🔤 Documents¶

The list of all indexed documents can be reached from the Administration interface, by clicking on Documents. Regular expressions can be used in the search bar to match URLs or page titles.

Document detailed view¶

The document page contains fields about the crawl status of the page:

Status¶

Shows if the document triggered an error during its last crawl.

Error¶

The error that was triggered during last crawl if any.

Crawl DT¶

The interval before the next recrawl of the document.

Recursion remaining¶

The number of recursion levels remaining for this document when it was discovered through limited depth crawling (URLs matching the Limited depth URL regex).

Rejected by robots.txt¶

This indicates if the URL was not crawled due to a robots.txt rule. If necessary the robots.txt can be ignored in the Domain.

Too many redirects¶

Indicates if the page was not crawled due to too many redirection.

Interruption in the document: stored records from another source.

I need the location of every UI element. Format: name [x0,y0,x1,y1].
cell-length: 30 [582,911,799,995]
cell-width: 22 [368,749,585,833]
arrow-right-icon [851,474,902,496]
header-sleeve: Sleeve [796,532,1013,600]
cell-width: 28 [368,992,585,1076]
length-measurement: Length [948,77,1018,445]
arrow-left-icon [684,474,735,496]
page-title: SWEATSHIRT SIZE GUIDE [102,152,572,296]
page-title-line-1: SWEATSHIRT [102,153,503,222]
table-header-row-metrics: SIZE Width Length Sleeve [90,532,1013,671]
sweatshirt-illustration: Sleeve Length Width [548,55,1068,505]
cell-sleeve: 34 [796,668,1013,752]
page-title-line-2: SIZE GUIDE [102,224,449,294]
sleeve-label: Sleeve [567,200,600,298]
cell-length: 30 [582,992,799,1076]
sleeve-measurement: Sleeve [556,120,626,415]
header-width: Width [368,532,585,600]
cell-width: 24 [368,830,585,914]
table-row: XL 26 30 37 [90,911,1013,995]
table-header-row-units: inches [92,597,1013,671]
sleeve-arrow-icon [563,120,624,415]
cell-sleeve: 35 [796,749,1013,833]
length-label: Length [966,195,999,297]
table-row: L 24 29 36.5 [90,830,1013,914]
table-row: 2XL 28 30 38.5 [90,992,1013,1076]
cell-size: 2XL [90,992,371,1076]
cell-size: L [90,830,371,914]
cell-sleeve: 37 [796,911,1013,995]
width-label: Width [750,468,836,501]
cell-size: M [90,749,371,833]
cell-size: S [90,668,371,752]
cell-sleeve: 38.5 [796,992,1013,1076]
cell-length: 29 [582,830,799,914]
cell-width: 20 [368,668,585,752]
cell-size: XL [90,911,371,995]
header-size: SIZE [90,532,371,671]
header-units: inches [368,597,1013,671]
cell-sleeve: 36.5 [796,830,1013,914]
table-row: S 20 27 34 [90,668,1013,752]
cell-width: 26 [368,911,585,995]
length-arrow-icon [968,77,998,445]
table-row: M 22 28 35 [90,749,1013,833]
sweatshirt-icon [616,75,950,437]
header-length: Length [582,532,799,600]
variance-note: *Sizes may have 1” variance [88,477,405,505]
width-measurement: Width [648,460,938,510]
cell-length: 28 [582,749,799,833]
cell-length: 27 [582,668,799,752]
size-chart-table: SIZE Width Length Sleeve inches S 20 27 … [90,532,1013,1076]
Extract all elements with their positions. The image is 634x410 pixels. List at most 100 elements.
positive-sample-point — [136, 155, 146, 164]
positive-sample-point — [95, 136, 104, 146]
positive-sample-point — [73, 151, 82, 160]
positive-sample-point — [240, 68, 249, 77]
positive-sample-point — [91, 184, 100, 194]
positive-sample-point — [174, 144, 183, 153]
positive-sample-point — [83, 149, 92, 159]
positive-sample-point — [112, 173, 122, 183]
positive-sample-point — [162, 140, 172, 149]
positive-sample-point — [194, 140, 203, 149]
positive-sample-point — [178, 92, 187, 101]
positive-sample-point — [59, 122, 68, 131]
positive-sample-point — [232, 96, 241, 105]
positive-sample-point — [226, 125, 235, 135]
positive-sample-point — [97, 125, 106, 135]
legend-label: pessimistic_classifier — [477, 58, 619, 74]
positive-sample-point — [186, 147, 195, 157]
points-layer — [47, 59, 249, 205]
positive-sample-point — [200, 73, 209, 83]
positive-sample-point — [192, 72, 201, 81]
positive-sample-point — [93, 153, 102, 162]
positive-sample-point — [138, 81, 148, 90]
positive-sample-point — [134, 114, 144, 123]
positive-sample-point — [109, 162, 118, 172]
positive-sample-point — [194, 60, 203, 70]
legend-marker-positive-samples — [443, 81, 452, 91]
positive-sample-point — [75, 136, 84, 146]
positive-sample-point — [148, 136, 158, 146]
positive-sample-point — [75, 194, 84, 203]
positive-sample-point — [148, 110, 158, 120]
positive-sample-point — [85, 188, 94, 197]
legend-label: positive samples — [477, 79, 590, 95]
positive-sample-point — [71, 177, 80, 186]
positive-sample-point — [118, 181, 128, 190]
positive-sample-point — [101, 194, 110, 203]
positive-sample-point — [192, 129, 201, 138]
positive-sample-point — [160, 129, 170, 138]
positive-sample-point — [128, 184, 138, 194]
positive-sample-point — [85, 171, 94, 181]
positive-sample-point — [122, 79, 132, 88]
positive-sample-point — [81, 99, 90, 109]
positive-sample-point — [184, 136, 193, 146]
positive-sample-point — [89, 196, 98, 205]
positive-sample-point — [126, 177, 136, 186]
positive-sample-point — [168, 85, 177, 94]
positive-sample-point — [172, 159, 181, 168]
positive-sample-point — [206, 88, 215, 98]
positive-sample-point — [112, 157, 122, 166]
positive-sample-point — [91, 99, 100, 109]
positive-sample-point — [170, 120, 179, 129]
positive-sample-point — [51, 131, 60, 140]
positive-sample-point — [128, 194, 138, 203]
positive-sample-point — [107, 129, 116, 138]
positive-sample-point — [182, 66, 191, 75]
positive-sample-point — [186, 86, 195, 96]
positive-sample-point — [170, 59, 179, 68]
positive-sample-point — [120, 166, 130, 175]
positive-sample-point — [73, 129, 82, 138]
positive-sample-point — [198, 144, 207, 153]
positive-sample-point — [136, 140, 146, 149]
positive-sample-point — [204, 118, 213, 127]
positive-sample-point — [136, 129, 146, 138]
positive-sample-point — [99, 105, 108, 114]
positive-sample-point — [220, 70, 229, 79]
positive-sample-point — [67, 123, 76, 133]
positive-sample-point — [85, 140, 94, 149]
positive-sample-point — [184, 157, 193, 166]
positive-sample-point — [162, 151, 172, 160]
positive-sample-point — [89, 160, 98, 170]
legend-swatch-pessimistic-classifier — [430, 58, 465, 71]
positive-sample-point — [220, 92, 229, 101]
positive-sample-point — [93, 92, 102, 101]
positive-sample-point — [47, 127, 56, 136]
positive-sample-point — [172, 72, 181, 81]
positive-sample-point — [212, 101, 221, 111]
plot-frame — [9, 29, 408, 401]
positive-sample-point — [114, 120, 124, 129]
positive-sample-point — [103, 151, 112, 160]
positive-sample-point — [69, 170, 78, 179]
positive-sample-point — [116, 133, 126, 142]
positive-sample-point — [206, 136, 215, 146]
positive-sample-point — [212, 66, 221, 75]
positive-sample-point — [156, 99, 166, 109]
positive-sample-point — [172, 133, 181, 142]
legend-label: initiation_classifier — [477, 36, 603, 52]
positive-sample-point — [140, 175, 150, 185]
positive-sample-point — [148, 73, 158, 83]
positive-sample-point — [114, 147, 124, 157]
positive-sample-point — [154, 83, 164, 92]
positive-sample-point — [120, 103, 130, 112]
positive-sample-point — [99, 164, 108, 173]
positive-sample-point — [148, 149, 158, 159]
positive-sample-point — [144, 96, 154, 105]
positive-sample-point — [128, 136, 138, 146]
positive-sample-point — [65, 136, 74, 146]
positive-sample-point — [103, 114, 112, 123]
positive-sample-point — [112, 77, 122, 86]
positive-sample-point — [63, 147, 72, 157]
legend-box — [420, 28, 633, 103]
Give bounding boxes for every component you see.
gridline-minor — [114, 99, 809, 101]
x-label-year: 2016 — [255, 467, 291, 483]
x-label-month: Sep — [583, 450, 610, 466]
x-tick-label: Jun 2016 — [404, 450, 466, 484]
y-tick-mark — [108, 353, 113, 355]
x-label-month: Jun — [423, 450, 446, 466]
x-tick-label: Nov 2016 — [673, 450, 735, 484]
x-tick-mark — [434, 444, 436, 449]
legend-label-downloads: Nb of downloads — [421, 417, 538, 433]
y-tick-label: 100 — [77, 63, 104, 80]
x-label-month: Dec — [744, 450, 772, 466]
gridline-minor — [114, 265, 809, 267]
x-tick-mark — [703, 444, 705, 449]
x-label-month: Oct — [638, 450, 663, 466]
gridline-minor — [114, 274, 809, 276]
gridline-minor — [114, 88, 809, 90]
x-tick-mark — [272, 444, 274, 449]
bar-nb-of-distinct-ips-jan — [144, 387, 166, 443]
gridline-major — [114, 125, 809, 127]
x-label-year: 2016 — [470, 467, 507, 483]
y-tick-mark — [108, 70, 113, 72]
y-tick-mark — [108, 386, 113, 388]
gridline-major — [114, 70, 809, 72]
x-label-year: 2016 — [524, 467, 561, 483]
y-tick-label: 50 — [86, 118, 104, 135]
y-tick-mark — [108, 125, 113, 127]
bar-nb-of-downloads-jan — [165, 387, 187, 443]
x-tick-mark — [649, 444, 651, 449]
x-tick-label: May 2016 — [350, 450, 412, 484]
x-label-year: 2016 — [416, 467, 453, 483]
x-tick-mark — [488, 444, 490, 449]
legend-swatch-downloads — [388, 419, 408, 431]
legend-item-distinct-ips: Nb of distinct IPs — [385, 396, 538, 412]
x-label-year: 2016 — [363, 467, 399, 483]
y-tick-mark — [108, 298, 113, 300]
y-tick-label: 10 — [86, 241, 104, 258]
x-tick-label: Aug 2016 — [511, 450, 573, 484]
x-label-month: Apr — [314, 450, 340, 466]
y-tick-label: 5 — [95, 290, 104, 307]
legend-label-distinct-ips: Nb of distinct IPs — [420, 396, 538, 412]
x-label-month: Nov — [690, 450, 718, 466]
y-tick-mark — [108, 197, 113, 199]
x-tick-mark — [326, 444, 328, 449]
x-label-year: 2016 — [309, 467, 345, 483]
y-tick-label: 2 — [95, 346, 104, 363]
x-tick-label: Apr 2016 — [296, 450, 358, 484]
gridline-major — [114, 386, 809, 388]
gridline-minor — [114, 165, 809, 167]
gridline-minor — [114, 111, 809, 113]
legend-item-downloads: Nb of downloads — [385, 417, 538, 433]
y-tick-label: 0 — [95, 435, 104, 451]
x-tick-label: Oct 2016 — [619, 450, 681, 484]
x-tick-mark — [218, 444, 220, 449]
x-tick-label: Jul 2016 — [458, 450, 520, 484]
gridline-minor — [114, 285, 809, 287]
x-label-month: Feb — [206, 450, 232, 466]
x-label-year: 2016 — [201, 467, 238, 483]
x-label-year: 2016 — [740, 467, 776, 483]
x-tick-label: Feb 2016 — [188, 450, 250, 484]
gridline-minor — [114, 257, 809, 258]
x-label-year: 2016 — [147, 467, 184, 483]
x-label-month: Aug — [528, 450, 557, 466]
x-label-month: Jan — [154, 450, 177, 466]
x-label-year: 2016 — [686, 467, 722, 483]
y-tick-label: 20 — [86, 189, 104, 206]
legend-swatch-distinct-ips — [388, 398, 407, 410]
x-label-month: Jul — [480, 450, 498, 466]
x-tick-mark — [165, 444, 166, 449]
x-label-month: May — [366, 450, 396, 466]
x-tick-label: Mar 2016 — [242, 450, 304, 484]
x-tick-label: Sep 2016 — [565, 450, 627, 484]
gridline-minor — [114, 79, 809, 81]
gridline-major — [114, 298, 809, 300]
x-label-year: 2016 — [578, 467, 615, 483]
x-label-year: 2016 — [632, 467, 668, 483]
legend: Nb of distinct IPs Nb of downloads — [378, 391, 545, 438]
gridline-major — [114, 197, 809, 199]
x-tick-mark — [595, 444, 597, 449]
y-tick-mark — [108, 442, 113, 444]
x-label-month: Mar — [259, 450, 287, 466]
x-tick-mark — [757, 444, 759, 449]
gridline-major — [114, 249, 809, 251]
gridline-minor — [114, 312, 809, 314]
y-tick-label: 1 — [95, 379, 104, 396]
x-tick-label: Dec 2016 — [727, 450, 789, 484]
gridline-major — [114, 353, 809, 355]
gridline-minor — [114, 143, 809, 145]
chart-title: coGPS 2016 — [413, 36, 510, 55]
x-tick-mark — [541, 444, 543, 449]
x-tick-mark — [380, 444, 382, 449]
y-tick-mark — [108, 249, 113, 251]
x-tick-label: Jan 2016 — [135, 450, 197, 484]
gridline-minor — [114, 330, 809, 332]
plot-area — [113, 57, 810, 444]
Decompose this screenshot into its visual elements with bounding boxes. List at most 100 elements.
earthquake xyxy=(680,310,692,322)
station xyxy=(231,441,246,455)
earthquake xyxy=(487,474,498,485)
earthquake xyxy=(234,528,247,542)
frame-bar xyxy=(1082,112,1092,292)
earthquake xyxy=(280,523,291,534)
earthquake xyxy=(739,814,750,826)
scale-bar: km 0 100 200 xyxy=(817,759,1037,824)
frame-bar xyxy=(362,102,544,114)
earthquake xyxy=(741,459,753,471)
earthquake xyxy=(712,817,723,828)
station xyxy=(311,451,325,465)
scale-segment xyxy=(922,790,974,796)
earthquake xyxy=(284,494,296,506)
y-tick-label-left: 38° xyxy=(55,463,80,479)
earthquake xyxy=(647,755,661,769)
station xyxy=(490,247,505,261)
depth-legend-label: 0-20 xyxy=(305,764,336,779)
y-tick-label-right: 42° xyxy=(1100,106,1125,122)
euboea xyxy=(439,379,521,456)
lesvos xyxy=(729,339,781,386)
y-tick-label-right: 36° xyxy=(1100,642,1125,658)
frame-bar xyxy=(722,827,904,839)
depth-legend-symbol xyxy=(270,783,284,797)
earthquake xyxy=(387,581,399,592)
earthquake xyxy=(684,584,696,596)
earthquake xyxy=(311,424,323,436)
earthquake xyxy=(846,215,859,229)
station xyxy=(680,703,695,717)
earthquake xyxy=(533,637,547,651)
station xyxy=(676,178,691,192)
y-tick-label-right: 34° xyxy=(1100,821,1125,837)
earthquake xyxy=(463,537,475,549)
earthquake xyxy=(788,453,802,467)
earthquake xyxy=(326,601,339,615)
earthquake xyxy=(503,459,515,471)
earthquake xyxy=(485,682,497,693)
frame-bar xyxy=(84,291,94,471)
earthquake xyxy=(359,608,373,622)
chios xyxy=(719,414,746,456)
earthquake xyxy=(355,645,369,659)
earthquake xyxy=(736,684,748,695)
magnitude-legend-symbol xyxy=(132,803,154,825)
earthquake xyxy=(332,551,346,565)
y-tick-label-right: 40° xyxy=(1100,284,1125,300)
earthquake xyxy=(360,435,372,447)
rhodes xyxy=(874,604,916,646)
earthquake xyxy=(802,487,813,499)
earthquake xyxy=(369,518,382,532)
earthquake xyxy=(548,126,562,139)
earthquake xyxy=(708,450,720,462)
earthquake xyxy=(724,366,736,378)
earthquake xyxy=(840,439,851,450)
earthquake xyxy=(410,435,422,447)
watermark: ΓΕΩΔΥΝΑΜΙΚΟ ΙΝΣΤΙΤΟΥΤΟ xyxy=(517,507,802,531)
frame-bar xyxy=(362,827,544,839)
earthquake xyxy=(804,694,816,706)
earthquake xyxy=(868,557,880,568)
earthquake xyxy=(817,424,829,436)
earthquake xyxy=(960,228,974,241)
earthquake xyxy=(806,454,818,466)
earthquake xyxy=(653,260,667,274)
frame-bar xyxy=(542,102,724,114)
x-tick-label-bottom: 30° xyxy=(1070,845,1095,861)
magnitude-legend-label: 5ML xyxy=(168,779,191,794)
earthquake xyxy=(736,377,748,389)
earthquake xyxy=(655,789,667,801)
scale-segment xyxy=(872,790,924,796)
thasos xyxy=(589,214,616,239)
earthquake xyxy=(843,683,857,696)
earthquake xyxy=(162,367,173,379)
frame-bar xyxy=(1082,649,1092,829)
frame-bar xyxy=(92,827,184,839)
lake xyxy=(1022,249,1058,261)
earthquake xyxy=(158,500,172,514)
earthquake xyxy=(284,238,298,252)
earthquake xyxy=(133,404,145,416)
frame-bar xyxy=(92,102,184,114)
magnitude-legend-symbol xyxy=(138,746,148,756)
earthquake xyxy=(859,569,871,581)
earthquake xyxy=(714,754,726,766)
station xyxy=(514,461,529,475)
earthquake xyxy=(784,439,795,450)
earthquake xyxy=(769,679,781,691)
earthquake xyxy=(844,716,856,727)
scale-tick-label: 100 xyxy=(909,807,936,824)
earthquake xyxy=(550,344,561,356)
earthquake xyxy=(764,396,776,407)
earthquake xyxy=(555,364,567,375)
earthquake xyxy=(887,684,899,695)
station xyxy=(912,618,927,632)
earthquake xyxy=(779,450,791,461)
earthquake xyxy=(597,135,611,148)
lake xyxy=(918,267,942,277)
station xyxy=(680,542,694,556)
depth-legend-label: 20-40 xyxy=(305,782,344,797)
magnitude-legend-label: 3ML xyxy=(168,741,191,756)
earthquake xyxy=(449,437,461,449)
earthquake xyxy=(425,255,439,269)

The limit can be set in the configuration file.

Show on homepage¶

When the browsable home option is enabled, this parameter can switch availability of the document from the homepage. (See Types of Archives)

Hidden¶

The document does not appear in search results.

Webhooks¶

The Webhooks tab shows the result of 📡 Webhooks that were run for this document.

Metadata¶

The Metadata tab shows associated metadata for the document. The metadata is stored in a JSON format and can be used to add custom fields to the document. The metadata can be set using Javascript execution in the browser context, or using the return value of the 📡 Webhooks.

Document list view¶

Actions¶

Using the actions dropdown, the following actions can be applied to the selected documents:

Crawl now: Triggers a crawl of the document as soon as a worker is available.
Remove from crawl queue: Removes the document from the crawl queue, it won’t be processed unless manualy re-added.
Convert screens to jpeg: Converts the screenshots of the document to JPEG format.
Switch hidden: Toggles the hidden status of the document.